Ambientalistas temem que Destrava 2 seja somente uma maneira de facilitar aprovações
23/06/2009 - Flávio Bonanome / Amazonia.org.br
Anunciado no último dia 15 pelo ministro do Meio Ambiente, Carlos Minc, o programa “Destrava 2” foi recebido com cautela pelos ambientalistas. Já experientes por terem visto o primeiro “Destrava”, que resultou nas aprovações dos projetos referentes às usinas do rio Madeira, por exemplo, especialistas da área acreditam que existem desdobramentos positivos no projeto, mas que se deve tomar muito cuidado no modo operacional da proposta.
De acordo com Paulo Barreto, coordenador do Instituto do Homem e Meio Ambiente da Amazônia (Imazon), apesar da possibilidade de uma melhora e desburocratização do sistema de licenciamento, o “Destrava 2” deve ser visto com bastante desconfiança, principalmente se for utilizado de forma a facilitar o acesso a obras que podem depredar a Amazônia. “Se o licenciamento estiver tecnicamente bem feito, não precisa temer depredação, mas se for só acelerar para dizer sim, sem qualidade, podemos ter problemas”, alerta.
Segundo Telma Monteiro, pesquisadora da Associação de Defesa Etno-Ambiental Kanindé, a única maneira de reduzir o prazo do licenciamento para um ano e dois meses, conforme proposto por Minc, seria uma transformação na metodologia do licenciamento, o que seria inconstitucional. “Quando o Minc anuncia um novo modelo de licenciamento, nós devemos perguntar, como é que ele pensa um novo modelo. Por que para fazer isso, ele teria de usar algum tipo de ferramenta legal”, explica Monteiro.
A pesquisadora afirma que os dispositivos para alterar o sistema de licenciamento empregado hoje seriam por meio de Medida Provisória, projeto de lei, instrução normativa do Ibama ou ainda por meio de uma portaria do Ministério do Meio Ambiente. “De qualquer forma, um novo modelo de licenciamento seria ferir a constituição, pois estaria alterando uma política nacional do meio ambiente”, afirma a pesquisadora, referindo-se à lei 6938 de 1981.

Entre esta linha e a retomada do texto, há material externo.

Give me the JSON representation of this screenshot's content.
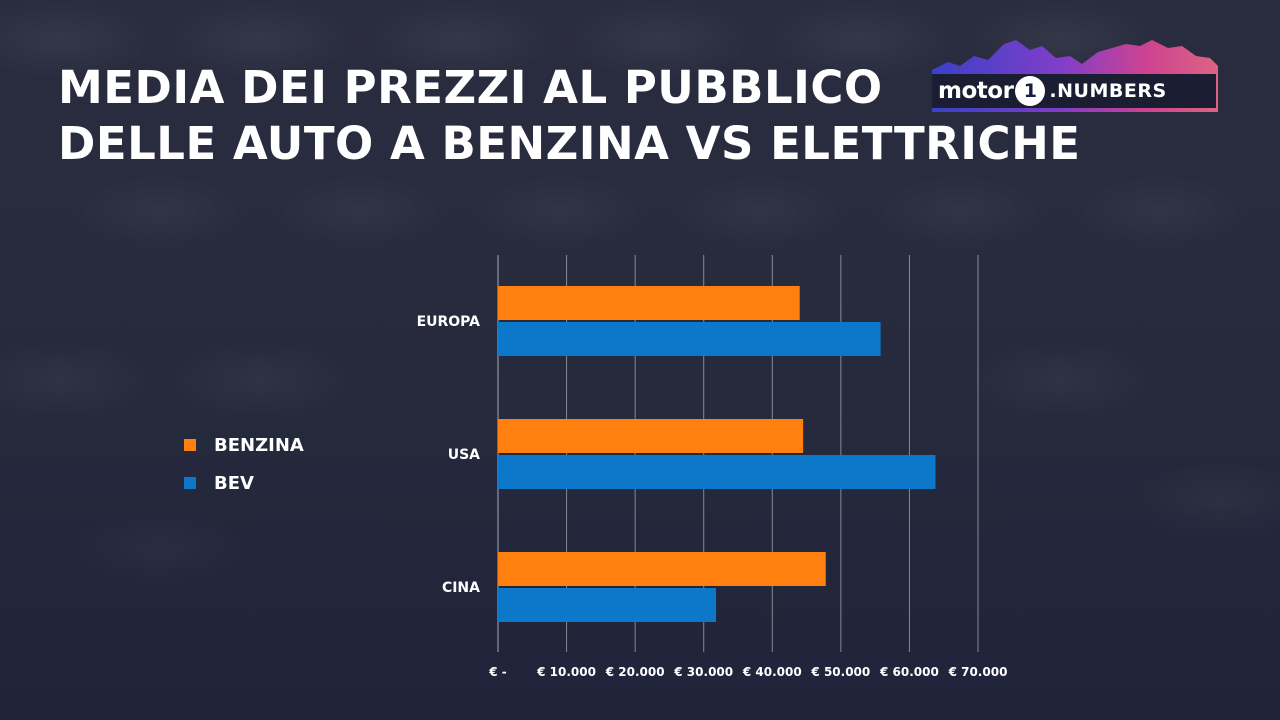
{
  "header": {
    "title_line1": "MEDIA DEI PREZZI AL PUBBLICO",
    "title_line2": "DELLE AUTO A BENZINA VS ELETTRICHE"
  },
  "logo": {
    "motor": "motor",
    "one": "1",
    "numbers": ".NUMBERS"
  },
  "legend": {
    "items": [
      {
        "label": "BENZINA",
        "color": "#ff7f0f"
      },
      {
        "label": "BEV",
        "color": "#0d77c9"
      }
    ]
  },
  "chart_data": {
    "type": "bar",
    "orientation": "horizontal",
    "categories": [
      "EUROPA",
      "USA",
      "CINA"
    ],
    "series": [
      {
        "name": "BENZINA",
        "color": "#ff7f0f",
        "values": [
          44000,
          44500,
          47800
        ]
      },
      {
        "name": "BEV",
        "color": "#0d77c9",
        "values": [
          55800,
          63800,
          31800
        ]
      }
    ],
    "xlim": [
      0,
      70000
    ],
    "xticks": [
      0,
      10000,
      20000,
      30000,
      40000,
      50000,
      60000,
      70000
    ],
    "xtick_labels": [
      "€ -",
      "€ 10.000",
      "€ 20.000",
      "€ 30.000",
      "€ 40.000",
      "€ 50.000",
      "€ 60.000",
      "€ 70.000"
    ],
    "grid": true,
    "legend_position": "left"
  }
}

Para Monteiro, o tempo do processo não deve ser diminuído, pois se trata de uma medida política em detrimento do prazo necessário para um trabalho rigoroso. “Quem faz o licenciamento, não é o ministro, é a equipe técnica. Como é que ele pode saber em quanto tempo a equipe vai fazer isso?”, afirma.

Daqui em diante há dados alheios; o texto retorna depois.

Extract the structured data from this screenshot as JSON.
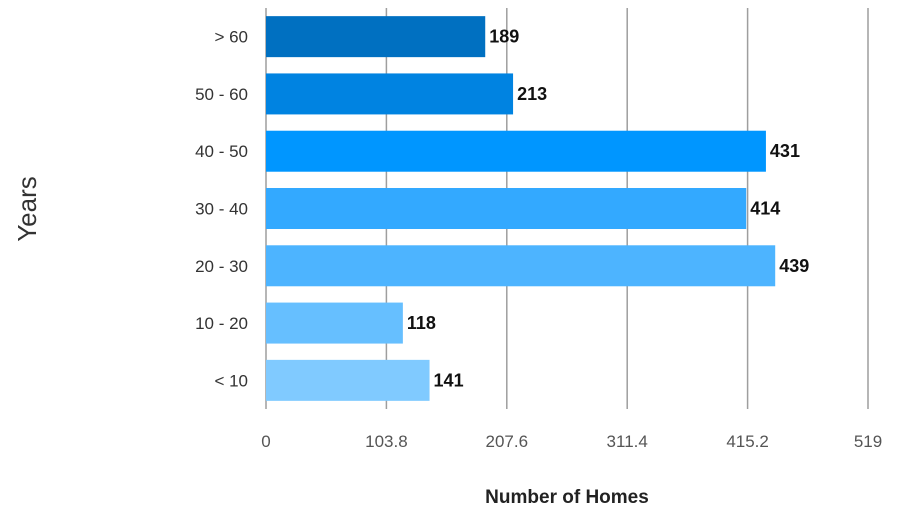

Apesar das tentativas de Carlos Minc em acelerar os procedimentos burocráticos do Ibama, paira uma incerteza quanto a sua eficiência. Nem sempre a demora no licenciamento é unicamente culpa da burocracia dos órgãos estatais. Questões legais, fundiárias e a qualidade dos projetos remetidos ao instituto também são fatores importantes na determinação do tempo necessário para o trabalho.
Barreto explica que é possível diminuir o prazo mediante melhora no sistema governamental, mas a principal razão da demora está nas mãos dos próprios empreendedores. “Não se pode dizer que o problema é só dos órgãos competentes, por que,mas é o dono da área que tem um projeto ruim, , não só a parte técnica como fundiária”, explica.
O coordenador defende a redução da demora como uma forma, também, de melhorar a imagem do setor ambiental. “A área ambiental tem uma coisa de as pessoas acharem que o meio ambiente atrapalha”, afirma. Muitas vezes o tempo em que o processo transcorre, deixa áreas em status de não produtiva, trazendo prejuízos para o produtor que adquire uma tendência de achar que o setor ambiental é somente um entrave.
Para ele, até mesmo um “não” julgado rapidamente pode ser positivo para o setor privado. Se feito em pouco tempo, é mais fácil do empreendedor transformar seu projeto em algo ambientalmetne viável. “Se o projeto está ruim e demora dois anos pra saber que tá ruim, atrapalha o produtor à melhorar”, explica.